Troubleshooting and FAQs
Common Issues
No Sensor Detected:
- Ensure the module is powered correctly (check VCC and GND connections).
- Verify the I2C address matches the one used in your code (default is 0x68 for ICM20948).
- Check for loose or incorrect wiring.
Inaccurate Readings:
- Perform sensor calibration for the accelerometer, gyroscope, and magnetometer.
- Avoid placing the module near sources of magnetic interference.
Communication Errors:
- Ensure pull-up resistors are present on the I2C lines.
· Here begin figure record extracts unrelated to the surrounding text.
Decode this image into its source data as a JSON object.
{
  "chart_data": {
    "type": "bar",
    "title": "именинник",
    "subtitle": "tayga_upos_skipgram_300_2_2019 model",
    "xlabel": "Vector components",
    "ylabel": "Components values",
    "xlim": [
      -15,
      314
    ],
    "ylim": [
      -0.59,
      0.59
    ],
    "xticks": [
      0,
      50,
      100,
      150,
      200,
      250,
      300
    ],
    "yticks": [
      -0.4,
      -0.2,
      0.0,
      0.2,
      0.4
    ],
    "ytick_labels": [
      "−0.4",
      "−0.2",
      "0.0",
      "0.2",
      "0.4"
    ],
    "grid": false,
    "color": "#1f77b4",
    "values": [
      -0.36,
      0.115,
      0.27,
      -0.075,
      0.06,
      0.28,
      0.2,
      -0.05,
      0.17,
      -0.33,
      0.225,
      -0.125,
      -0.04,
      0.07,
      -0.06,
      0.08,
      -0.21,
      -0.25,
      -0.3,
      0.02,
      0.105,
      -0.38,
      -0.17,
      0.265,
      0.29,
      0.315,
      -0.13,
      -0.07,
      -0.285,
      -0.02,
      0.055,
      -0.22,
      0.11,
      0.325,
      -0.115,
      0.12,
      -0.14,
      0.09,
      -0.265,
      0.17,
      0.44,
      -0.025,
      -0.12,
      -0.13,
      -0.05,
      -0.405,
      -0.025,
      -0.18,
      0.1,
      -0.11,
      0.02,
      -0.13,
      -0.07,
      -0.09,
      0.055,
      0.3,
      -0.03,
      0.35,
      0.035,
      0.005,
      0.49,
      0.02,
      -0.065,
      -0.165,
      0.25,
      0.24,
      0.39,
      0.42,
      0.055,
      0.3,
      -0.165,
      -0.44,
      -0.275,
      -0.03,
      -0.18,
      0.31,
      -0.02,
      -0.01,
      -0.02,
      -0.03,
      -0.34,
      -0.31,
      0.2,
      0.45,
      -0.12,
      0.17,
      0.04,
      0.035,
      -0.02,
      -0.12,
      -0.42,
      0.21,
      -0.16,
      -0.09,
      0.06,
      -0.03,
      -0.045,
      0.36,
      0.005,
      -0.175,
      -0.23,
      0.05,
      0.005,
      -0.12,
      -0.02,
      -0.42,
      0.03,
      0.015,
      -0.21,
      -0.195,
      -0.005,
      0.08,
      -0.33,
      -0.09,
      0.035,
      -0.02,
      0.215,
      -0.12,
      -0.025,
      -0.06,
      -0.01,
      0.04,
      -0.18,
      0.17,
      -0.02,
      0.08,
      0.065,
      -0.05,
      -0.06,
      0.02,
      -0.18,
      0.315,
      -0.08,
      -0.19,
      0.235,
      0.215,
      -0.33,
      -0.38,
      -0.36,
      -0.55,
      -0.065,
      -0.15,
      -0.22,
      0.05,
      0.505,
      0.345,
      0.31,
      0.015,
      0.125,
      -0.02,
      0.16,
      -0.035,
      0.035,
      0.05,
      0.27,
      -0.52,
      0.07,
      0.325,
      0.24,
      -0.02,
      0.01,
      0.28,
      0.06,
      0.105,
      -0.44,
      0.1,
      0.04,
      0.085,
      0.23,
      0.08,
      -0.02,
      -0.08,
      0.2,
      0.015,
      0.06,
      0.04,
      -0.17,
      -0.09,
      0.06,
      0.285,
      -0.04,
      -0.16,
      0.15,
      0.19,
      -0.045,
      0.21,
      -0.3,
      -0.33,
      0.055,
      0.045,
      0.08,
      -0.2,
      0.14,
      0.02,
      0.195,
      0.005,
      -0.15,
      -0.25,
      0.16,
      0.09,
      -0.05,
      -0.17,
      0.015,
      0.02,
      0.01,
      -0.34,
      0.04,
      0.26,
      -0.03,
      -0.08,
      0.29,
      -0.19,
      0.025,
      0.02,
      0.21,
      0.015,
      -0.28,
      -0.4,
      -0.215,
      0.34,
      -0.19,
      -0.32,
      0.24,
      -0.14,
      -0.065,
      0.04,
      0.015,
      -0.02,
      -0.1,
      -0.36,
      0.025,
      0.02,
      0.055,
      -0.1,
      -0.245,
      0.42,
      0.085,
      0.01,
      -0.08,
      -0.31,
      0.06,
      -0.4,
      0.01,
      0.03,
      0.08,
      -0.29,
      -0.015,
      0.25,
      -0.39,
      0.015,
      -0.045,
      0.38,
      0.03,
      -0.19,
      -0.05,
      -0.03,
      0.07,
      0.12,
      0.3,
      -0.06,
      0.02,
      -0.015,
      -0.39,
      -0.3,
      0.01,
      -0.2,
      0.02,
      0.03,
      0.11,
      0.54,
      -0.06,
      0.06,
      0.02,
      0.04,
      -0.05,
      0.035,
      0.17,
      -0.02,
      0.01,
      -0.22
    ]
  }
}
- Check that the correct communication protocol (I2C or SPI) is selected in your code.
Tips for Troubleshooting
- Use an I2C scanner sketch to confirm the module's I2C address.
- Test the module with a different microcontroller or power source to rule out hardware issues.
- Consult the datasheets for the BMP388 and ICM20948 for advanced debugging.
By following this documentation, you can effectively integrate the GY-912 module into your projects and troubleshoot common issues.